Bref, Zaz’ trouvera sans aucun doute quelques complices dans la clique des obsessionnellEs de la BNP qui dégoteront ressorts, aimants, chewing-gums et autres capsules de bière nécessaires au projet… J’espère que cette fois, en bossant avec d’autres, Eraza se fera moins d’ennemiEs.
Une fois son vélo disparu au coin de la rue, je remonte le casque sur mes oreilles. Ces vieux tubes techno me ramènent dans la chambre de mon grand frère. Je le revois taper sur l’ordinateur au rythme de la musique répétitive de l’Antémonde. Je reprends doucement ma marche jusqu’au potager des Vingt en poussant mon vélo. La grelinette fixée au porte-bagage le rend difficile à manier. La matinée au son de la house m’a donné envie de manier la bêche pour ouvrir une nouvelle parcelle. L’an passé, j’ai déjà passé une partie de mon printemps à défricher. Personne ne verra rien à redire si je double la surface de patates… tant que je me porte volontaire pour la corvée des doryphores. Le soleil qui joue à cache-cache avec les nuages promet une bonne après-midi de boulot.
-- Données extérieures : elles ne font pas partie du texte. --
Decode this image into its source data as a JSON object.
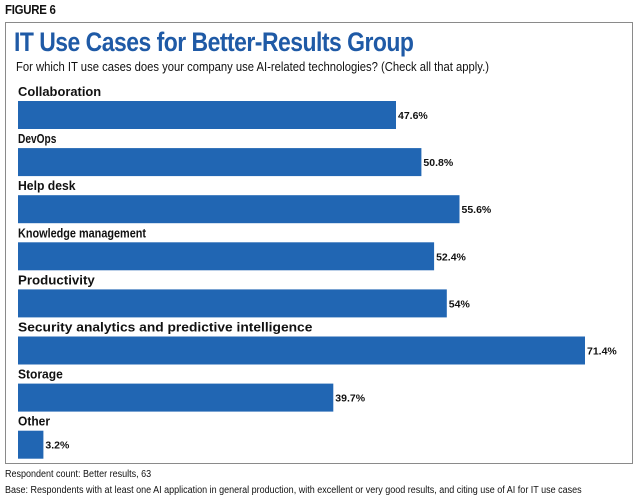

Fin de journée, discret dérapage contrôlé. Mon freinage laisse une trace noire sur le béton défoncé du trottoir. Je fais cliqueter mon antivol, pousse la porte et monte les escaliers.
Je pose les salades sur la table de la cuisine et jette un coup d’œil à l’horloge : quinze minutes avant 17 heures. J’ai encore un peu de temps.
Je gravis tranquillement les marches jusqu’au dernier étage. Les loupiotes indiquent trente-cinq pour cent de charge sur les batteries. Pas pire.
Entre 17 et 21 heures, coordination des montres : on allume le réseau, et c’est le cas dans à peu près toute la ville et d’autres régions autonomes. Pendant ces quelques heures, les messages écrits dans la journée cherchent à se rapprocher de leurs destinataires, les forums se resynchronisent, les copies des bases de données importantes sont mises à jour… Les opératricEs n’ont eu qu’à ressortir des tiroirs cet internet des débuts aux liaisons intermittentes… avec quelques bricolages supplémentaires. L’augmentation de la puissance des puces sur la dernière décennie de l’Antémonde a quand même rendu des choses plus faciles et économise pas mal d’énergie.
Je suis inscrit pour le tour de pédale de 17-19 heures du mardi. Pédaler reste un moyen simple pour alimenter l’électronique. Lorsque les trois vélos sont occupés, on arrive même à recharger la batterie générale.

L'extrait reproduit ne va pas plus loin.